Wonder Woman #26 // Review
Mice have ears. Mouse Man knows. This has been firmly established in constant repetition by everyone all over the island. But HOW is it that Mouse Man knows? Dictatorships don’t come out of nowhere. There’s an origin for everything and it’s going to become clear in Wonder Woman #26. Writer Tom King continues a re-imagining of a very silly character as something terrifying and overwhelming. The chapter is brought to the page by artist Daniel Sampere and colorist Tomeu Morey. The background on the island of the Mouseman is brought vividly to life in an issue that slowly intensifies the conflict for Wonder Woman.
It was superheroes. There were people who didn’t want to have to be around superheroes anymore. It’s bad enough living on an Earth challenged with powerful magic and dramatic physics. Find a small island and maybe you’re far enough away from the danger to be free of the heroes and the danger they bring. Still...crime persists and there has to be SOME way of dealing with it. And so maybe Mouse Man know a better way. And maybe his way draws the attention of Wonder Woman...who might just find him to be a bit more of a threat than she had originally thought...

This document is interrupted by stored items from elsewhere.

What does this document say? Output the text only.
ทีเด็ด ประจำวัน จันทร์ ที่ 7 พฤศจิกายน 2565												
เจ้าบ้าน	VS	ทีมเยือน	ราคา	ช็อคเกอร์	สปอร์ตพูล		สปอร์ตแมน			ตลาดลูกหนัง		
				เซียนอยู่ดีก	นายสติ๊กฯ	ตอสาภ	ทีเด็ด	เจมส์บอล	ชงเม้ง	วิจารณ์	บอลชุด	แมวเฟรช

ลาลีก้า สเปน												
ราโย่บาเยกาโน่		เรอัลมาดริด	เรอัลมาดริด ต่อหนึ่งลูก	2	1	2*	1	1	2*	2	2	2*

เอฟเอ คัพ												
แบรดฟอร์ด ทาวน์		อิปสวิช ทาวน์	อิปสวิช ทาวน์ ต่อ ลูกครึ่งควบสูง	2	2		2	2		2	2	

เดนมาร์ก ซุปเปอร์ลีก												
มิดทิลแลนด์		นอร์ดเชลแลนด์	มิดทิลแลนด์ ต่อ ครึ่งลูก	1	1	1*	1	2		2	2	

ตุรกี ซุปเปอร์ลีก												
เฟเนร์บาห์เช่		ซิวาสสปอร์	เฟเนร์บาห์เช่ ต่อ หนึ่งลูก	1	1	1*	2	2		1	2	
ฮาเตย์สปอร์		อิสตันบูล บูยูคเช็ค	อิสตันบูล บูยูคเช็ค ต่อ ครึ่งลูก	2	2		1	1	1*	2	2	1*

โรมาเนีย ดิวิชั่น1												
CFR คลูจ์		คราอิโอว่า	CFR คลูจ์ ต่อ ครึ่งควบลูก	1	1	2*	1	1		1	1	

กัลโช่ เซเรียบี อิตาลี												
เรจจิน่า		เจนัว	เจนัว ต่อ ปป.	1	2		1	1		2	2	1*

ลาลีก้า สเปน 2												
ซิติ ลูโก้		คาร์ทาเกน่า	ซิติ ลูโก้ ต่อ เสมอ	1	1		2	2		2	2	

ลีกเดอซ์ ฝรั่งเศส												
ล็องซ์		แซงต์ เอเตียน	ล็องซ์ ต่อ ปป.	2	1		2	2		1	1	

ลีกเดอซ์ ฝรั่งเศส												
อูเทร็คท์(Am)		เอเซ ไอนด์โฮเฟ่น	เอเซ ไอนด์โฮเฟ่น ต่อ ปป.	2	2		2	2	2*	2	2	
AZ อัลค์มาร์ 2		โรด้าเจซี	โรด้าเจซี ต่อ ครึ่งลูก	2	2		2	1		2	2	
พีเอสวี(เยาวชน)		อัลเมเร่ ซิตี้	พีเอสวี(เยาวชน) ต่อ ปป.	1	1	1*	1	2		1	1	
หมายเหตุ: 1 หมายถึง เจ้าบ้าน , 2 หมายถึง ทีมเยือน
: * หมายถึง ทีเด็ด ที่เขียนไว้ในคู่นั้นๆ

It’s easy enough to take a weak and absurd character from the early Silver Age and make him truly menacing. To do so in a way that really makes a statement about power and the nature of fascism? Thats taking it to a whole new level that goes well be beyond simple making a silly villain a badass. King makes Mouse Man seem all the more fascinating by giving him a motivation that seems clean and rational at the heart of it all. There’s a great degree of thematic strength in what King is building.
Sampere isn’t called-on to deliver a whole lot of subtlety for the 26th issue of the series. Though there IS some political and interpersonal drama making it to the page, the heart of the issues is a showdown between Wonder Woman and Mouse Man. So there’s a lot of physical aggression shooting across the page. The kinetics of the action feel quite dynamic. Sampere and Morey do a respectable job of delivering the mood with some particularly dark colors and shadow. It all hits the page with a great deal of impact as the story hits another major moment at issue’s end.
King’s story draws on some provocative ideas of heroism and villainy that seem to be circulating through the margins of the popular superhero genre. Wonder Woman remains a fascinating character with King’s characterization even if she’s not really the central focus of the issue. She is the selfless heroism against which Mouse Man’s own twisted behavior is contrasted. It’s a fun contrast that seems to work quite well throughout another satisfying issue that fits into a storyline that seems to be cleverly building on ideas and themes that King had bee exploring since the current series began just over two years ago.